By Christine Kukka
In 1914, the United States designated the second Sunday in May as “Mothers’ Day.” Its founder, Anna Jarvis, hoped the holiday would focus on her own mother’s work promoting peace and public health. Years later, Jarvis protested loudly when the holiday became better known for sentimentality and greeting card sales.
Our nation often loses sight of a holiday’s original intent, but this Mother’s Day we can bring back the goal of preserving public health, especially where it concerns mothers and infectious diseases.
Decades ago, researchers developed one of the most extraordinary life-saving vaccines–hepatitis B immunization. It saves lives in two ways: It protects children and adults from infection and it breaks the vicious cycle of mother-to-child infection. A baby born to a hepatitis B-infected almost always becomes infected. The vaccine, administered within hours of birth, breaks that cycle.
When the vaccine debuted in the late 1970s and early 1980s, most people with chronic hepatitis B had been infected at birth. When newborns and children are infected, their immune systems don’t recognize or attack the virus and the infection can continue indefinitely.
To stop this infection cycle, today all pregnant women are screened for hepatitis B. Babies born to infected women are immediately vaccinated and treated with HBIG (hepatitis B antibodies). This public health initiative has been extremely successful in dramatically reducing hepatitis B. However, the campaign’s focus has been primarily on newborns and the hepatitis B-infected mothers were often forgotten. Though hepatitis B infections had been identified, the infected mothers were often lost to follow-up, and this neglect continues today.
A report published in the March 2016 issue of the Journal of Viral Hepatitis followed 243 hepatitis B-infected women who received care during their pregnancies at the prestigious Massachusetts General Hospital in Boston.

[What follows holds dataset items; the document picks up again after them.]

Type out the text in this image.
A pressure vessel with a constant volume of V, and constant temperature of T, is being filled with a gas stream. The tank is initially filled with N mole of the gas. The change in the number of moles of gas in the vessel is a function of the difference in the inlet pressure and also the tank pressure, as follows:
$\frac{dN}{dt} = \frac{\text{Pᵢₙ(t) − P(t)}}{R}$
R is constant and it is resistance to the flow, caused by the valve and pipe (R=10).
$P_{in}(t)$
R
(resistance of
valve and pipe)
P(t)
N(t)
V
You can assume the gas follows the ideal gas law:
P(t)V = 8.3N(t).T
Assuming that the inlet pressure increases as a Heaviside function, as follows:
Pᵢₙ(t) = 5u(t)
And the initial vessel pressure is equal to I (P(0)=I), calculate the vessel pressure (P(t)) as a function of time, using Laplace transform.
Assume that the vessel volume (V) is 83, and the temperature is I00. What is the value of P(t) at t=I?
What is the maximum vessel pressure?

Researchers found the quality of care provided to these infected women was, “remarkably inadequate and discontinuous.”
They found doctors focused primarily on the newborns and did little to make sure the infected women were monitored for liver damage, as recommended by medical guidelines, during their pregnancy and after childbirth. The study found:
- One-third of the women did not receive timely tests for liver damage.
- Viral load (HBV DNA) was never measured in 26 percent of the women and was not performed on schedule for 34 percent who were at high-risk for liver cancer.
- Only 33 percent received ultrasounds on their livers, as guidelines recommend. Half never saw a liver specialist for their hepatitis B.
Those lucky enough to be referred to a gastroenterologist or hepatologist after their hepatitis B diagnosis were 3.7-times more likely to be tested for liver damage and 8.1-times more likely to have timely viral load testing.
“As (hepatitis B) infection is already being identified prenatally, quality improvement measures encompassing obstetricians, primary care providers and hepatologists are needed to ensure that infected women are linked to care post-pregnancy,” researchers wrote.
Clearly, it’s time for the medical profession to do what Anna Jarvis intended and provide all pregnant women and mothers with accessible and high-quality healthcare. A nation cannot take care of its children without first taking care of its mothers.